Do ponto de vista militar, participar de uma força de paz significa para um país manter tropas azeitadas, seus oficiais conectados com doutrinas de outras forças armadas, e soldados com experiência em zonas de combate sem os grandes riscos envolvidos em uma guerra. Para a diplomacia, representa uma estratégia de projeção de imagem e poder na arena internacional sem a antipatia de uma força de ocupação. Ao contrário, em geral, os capacetes azuis da Organização das Nações Unidas (ONU), laureados com o Nobel da Paz, são uma tropa vista com bons olhos pelas populações nativas.
A partir desta quarta-feira (2), o Brasil perderá esses importantes capitais militar e diplomático. Ao deixar o porto de Beirute, no Líbano, a fragata Independência da Marinha encerrará sua participação na Unifil (Força Interina das Nações Unidas no Líbano), a última operação de paz da ONU da qual o Brasil ainda fazia parte - após o encerramento do trabalho no Haiti (Minustah), em 2017. Nau capitânia da missão no Líbano, a embarcação brasileira, composta por fuzileiros navais e um grupo de mergulhadores de combate, escapou da explosão na capital em agosto.
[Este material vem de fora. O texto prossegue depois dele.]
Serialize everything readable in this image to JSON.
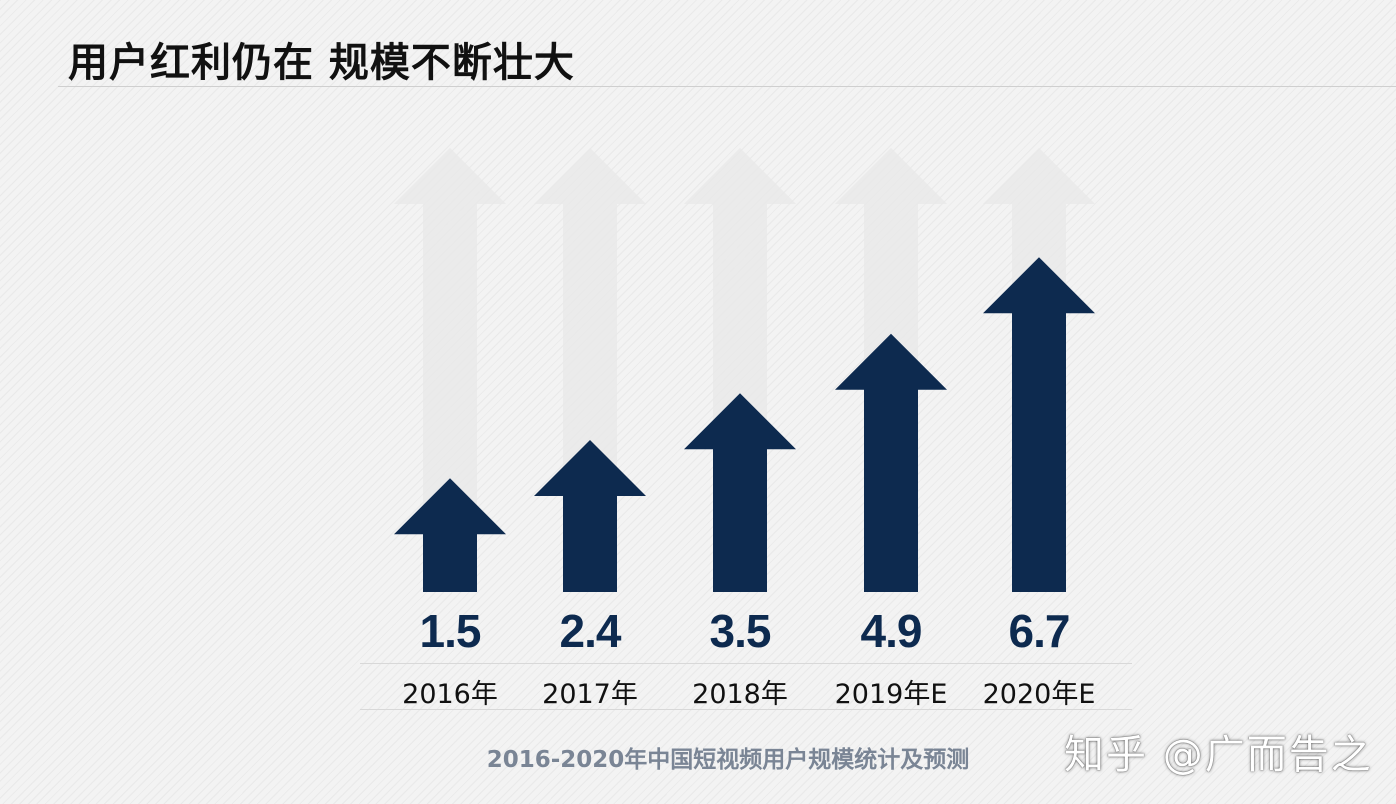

Em seu posto, o Brasil vigiava as águas costeiras do Líbano a fim de evitar a entrada de armas no país por via marítima.
Ao levantar âncora no Líbano, o Brasil estará encerrando uma era de engajamento de suas Forças Armadas em missões internacionais. Pela primeira vez desde 1997, o país não terá tropas envolvidas em missões da ONU, uma tradição iniciada com os pracinhas do Batalhão de Suez, em 1967, na Guerra dos Seis Dias. Nos anos 1990, o Brasil participou de missões em Moçambique, após acordo de paz entre o governo nas mãos da Frente de Libertação de Moçambique (Frelimo) e a guerrilha da Resistência Nacional Moçambicana (Renamo). O profissionalismo dos soldados brasileiros _ aliado à simpatia com que é conhecido onde atua _ chamou atenção em Nova York, e o Brasil passou a ser convidado para outras missões. Em Angola, os capacetes azuis brasileiros ficaram três anos, com atuação de mais de 4,4 mil militares monitorando a frágil paz frágil entre a guerrilha da União Nacional para a Independência Total de Angola (Unita) e o governo do Movimento Popular de Libertação de Angola (MPLA).
Em 1999, durante o governo Fernando Henrique Cardoso, o Brasil passou a ser habitué das operações de paz. A retomada se deu com o envio de militares da Polícia do Exército (PE) gaúcha ao Timor Leste, ex-colônia portuguesa ocupada pela Indonésia onde explodiu a violência após referendo pela independência. A experiência no Timor até hoje é lembrada como case de peacebuilding (construção da paz) e state-building (construção de Estado) nos escritórios da ONU, não só pelo engajamento de militares brasileiros, mas pelo trabalho de professores, equipes de saúde e a atuação de chefe da missão, o carioca Sérgio Vieira de Mello.
O sucesso no Sudeste Asiático catapultou o Brasil para a operação no Haiti, a maior da história das Forças Armadas brasileiras - e por onde passaram 37 mil militares brasileiros, entre eles centenas oriundos de quartéis no Rio Grande do Sul. Os 13 anos de missão casaram com a estratégia dos governos do PT de projetar influência brasileira no Exterior e se cacifar para, sonho do ex-presidente Luiz Inácio Lula da Silva, a cadeira permanente no Conselho de Segurança da ONU em uma eventual reforma do órgão. A participação brasileira na Unifil, no Líbano, iniciada em 2011, entra nesse contexto: tornar o país relevante em uma área estratégica como o Oriente Médio. Passaram pelas águas libanesas nesses 10 anos quatro fragatas, entre elas a União, que ZH acompanhou em 2012.
Em 2018, foi aventada a possibilidade de o Brasil enviar tropas para a República Centro-Africana e a República Democrática do Congo. Mas os riscos de uma missão muito mais complexa do que as anteriores e os cortes orçamentários fizeram o governo Michel Temer recuar.
O encerramento da missão brasileira no Líbano tem como pano de fundo contenção de gastos e reorientação das prioridades da força marítima, cada vez mais voltada para o entorno estratégico brasileiro e a chamada Amazônia Azul, o mar territorial do país.
A fragata Independência deve chegar ao Rio de Janeiro até 28 de dezembro. Em 1º de janeiro, o Brasil passará o comando da Unifil, provavelmente, para a Alemanha. A partir de então, a participação internacional brasileira se resumirá a observações militares em missões individuais, em nações como o Chipre, a Eritreia e o Sudão do Sul.